Re: someone working to add merge? - Mailing list pgsql-hackers

From Jan Wieck
Subject Re: someone working to add merge?
Date
Msg-id 4385E636.4070503@Yahoo.com
Whole thread Raw
In response to Re: someone working to add merge?  (Martijn van Oosterhout <kleptog@svana.org>)
Responses Re: someone working to add merge?  (Martijn van Oosterhout <kleptog@svana.org>)
List pgsql-hackers
On 11/24/2005 1:30 AM, Martijn van Oosterhout wrote:

> On Wed, Nov 23, 2005 at 04:55:25PM -0500, Jan Wieck wrote:
>> The largest problem I see with MERGE is the question of BEFORE triggers. 
>> Consider a BEFORE INSERT trigger that modifies a third table, after 
>> which the constraint or whatever post-heap_insert-attempt we might use 
>> detects a conflict. How do we undo the actions of the BEFORE trigger? 
>> The only way to do that is to plan the query as a nestloop, with the 
>> USING part as the outer loop.
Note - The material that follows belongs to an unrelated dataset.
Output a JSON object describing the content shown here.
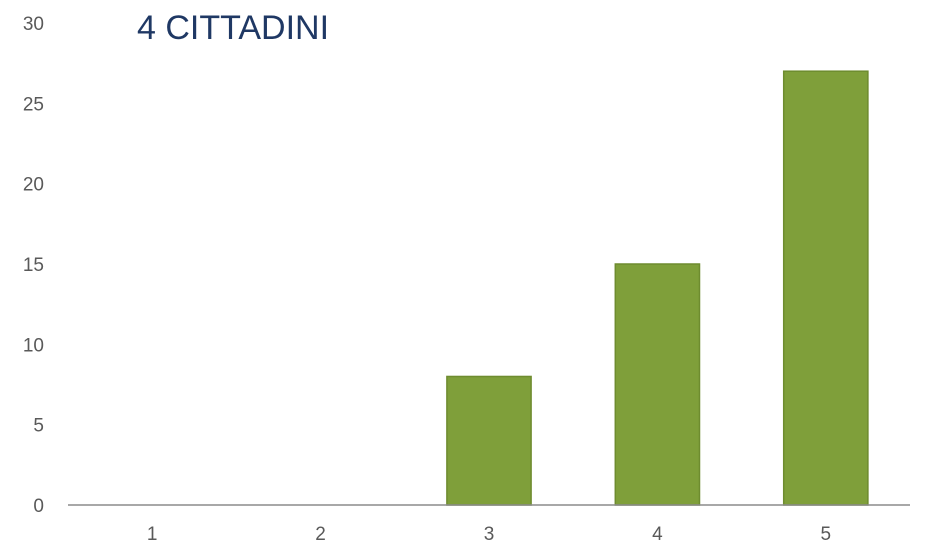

If the (updating) scan of the INTO 
>> relation did not hit any tuple, then do the INSERT. We can only undo the 
>> side effects of any BEFORE trigger by wrapping each and evey nested INTO 
>> relation insert attempt into its own subtransaction.
> 
> Umm, if there are any errors you abort the transaction, just like any
> other case. ACID requires that either the whole statement is done, or
> none. If a trigger causes the INSERT or UPDATE to fail you have no
> choice but to abort the transaction.

I guess you misunderstood. What I am talking about is a problem in the 
order of execution. since we don't have predicate locking, there is a 
possibility that our implementation of MERGE decides to do an INSERT 
while another transaction does the same. What has to happen is that the 
BEFORE INSERT trigger is called, then the heap tuple inserted, then the 
index tuples created. At this time, the duplicate key error occurs, 
telling us that we had a conflict and that we have to try an UPDATE 
instead. That means, in the end this particular row's INSERT has never 
happened and we have to undo the BEFORE INSERT triggers actions too.

> 
> Besides, someone posted an example on Oracle, they don't require an
> index so I don't think we realistically can say that people need one.
> If two concurrent MERGEs, which can't see eachothers output, both end
> up INSERTing, that not an error unless the user has a UNIQUE
> constraint, so the problem vanishes.

Not following the semantics is an error. MERGE is not supposed to do 
multiple inserts for the same match, concurrency or not.